With Europe now tragically ravaged by the pandemic, Portugal’s Finance Minister Mario Centeno, in his capacity as Eurogroup President, stressed the “unlimited” commitment by EU governments to provide support, and their determination to use “everything we’ve got.”
While the Eurozone fiscal fortress is indeed crumbling, as always, the specifics are a bit more nuanced than the announcements.
** According to the European Commission calculations presented to the finance ministers, the total fiscal stimulus measures decided by Eurozone governments for 2020 as of yesterday – and the numbers are growing fast — were worth 1% of the zone’s GDP, or some 120 billion euros. Ministers made clear more would come if, or more likely when, necessary.
** Another 10% of GDP, or approximately 1.2 trillion euros, has been deployed in liquidity support measures aimed at support for the sectors and regions hardest hit by the pandemic. These include tax measures, public guarantees to help companies borrow, export guarantees, and the waiving of delay penalties in public procurement contracts.
** The Eurozone-wide guarantee scheme appears to be modeled after Germany, which on Friday promised almost unlimited state guarantees for companies, as well as measures including easier access to a state-subsidized shorter hours work scheme that has proven successful in the past. France has made similar pledges of support for its firms.

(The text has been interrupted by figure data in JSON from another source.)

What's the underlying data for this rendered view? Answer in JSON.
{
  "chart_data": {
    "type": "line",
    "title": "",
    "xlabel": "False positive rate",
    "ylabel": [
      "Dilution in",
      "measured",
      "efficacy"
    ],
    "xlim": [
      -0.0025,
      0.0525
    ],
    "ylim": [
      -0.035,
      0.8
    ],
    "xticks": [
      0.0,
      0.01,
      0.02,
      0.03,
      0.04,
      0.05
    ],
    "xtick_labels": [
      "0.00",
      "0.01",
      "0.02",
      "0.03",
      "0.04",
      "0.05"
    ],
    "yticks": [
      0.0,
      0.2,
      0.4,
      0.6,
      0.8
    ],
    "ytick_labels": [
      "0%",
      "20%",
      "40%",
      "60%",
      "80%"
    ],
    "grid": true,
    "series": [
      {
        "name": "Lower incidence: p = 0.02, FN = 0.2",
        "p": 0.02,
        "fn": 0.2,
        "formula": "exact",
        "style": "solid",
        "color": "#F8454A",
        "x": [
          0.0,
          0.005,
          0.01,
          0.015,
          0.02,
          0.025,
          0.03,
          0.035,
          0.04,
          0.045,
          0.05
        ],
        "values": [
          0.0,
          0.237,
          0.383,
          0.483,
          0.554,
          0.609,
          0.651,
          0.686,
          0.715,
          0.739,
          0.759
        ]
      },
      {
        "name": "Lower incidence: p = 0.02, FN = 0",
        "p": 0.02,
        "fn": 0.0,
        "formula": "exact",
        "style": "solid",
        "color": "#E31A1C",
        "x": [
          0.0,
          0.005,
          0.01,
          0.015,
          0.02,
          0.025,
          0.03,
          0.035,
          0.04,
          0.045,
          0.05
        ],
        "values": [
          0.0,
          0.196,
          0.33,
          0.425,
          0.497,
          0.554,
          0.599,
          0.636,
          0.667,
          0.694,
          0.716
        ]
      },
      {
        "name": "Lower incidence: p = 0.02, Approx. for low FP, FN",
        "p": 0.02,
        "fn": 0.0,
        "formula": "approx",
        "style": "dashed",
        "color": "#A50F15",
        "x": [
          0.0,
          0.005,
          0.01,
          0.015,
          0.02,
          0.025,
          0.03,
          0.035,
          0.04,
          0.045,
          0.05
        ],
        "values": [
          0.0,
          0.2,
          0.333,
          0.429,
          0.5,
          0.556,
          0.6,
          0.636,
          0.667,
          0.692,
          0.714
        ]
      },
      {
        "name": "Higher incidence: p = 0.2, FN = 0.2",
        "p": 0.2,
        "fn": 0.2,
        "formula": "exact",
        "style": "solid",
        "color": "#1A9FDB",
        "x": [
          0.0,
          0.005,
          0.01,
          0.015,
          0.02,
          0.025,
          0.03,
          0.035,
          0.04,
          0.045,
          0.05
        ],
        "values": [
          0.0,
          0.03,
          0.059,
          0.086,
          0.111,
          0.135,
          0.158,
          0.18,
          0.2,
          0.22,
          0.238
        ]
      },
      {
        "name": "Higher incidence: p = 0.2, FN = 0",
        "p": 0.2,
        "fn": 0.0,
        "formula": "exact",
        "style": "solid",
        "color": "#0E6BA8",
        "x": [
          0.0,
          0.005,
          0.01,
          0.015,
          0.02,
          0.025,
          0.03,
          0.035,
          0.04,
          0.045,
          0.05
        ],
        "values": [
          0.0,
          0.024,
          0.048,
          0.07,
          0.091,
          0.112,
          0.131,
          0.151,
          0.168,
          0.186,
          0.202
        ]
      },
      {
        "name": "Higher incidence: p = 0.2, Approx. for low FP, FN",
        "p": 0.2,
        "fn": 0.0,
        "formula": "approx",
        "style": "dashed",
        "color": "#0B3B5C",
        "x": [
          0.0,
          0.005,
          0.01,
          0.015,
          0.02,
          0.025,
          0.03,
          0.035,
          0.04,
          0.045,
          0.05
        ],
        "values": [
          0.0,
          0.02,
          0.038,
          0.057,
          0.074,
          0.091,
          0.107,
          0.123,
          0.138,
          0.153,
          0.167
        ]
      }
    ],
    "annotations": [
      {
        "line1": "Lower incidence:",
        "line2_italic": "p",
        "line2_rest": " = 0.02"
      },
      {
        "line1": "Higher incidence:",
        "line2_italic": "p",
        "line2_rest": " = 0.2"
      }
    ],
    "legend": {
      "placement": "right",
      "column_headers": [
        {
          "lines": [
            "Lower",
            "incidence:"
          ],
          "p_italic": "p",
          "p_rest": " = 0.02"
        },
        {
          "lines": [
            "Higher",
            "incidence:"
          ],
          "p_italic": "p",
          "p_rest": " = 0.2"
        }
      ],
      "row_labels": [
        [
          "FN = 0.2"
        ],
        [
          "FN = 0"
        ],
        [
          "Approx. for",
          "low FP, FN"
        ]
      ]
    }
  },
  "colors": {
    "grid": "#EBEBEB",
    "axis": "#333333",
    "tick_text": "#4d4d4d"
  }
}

** New measures discussed on Monday came mainly through the European Investment Bank – the massive government-owned investment arm of the European Union – which came up with 40 billion euros that could be immediately deployed to help small and medium companies stay afloat, and refrain from laying off workers.
** The EIB money comes on top of 37 billion euros proposed by the European Commission last Friday for a “Coronavirus Response Investment Initiative” directed at health care systems, small and medium-size enterprises (SMEs), labor markets, and other vulnerable sectors of the member states’ economies, with another 28 billion euros coming from the EU structural funds budget for such expenditures.
** Completing the package, for now, is an explicit declaration of what has been widely hinted at already — that EU budget rules limiting government borrowing and spending are suspended for now, with a serious loosening of state aid restrictions (see SGH 3/9/19, “EU Fiscal: Plan A, and a Plan B”).
** Eurozone ministers are also looking for ways to put their debt crisis era bailout fund, the European Stability Mechanism (ESM), to work. The ESM currently has an unused lending capacity of 410 billion euros, a sum that could come in handy if – or rather, as — the COVID-19 crisis turns into a full-blow economic crisis.
** Tapping the ESM, however, is not without complications. The ESM was created during the debt crisis as a lender of last resort (with conditionality attached), to sovereign Eurozone member states stressed or fully cut off from financial markets. With even the highly indebted and recession-struck Italy able now to borrow at negative rates, that stated objective is not at issue.
** The role for the ESM, it appears, will be more as a confidence building backstop tool, perhaps never to be really drawn down, with an eye to stemming any potential stigma and negative response to any sovereign if it were, in fact, to be triggered.
Going forward, Eurozone finance ministers have agreed to hold weekly conference calls in order to be able to react in a timely fashion to further pandemic and economic developments.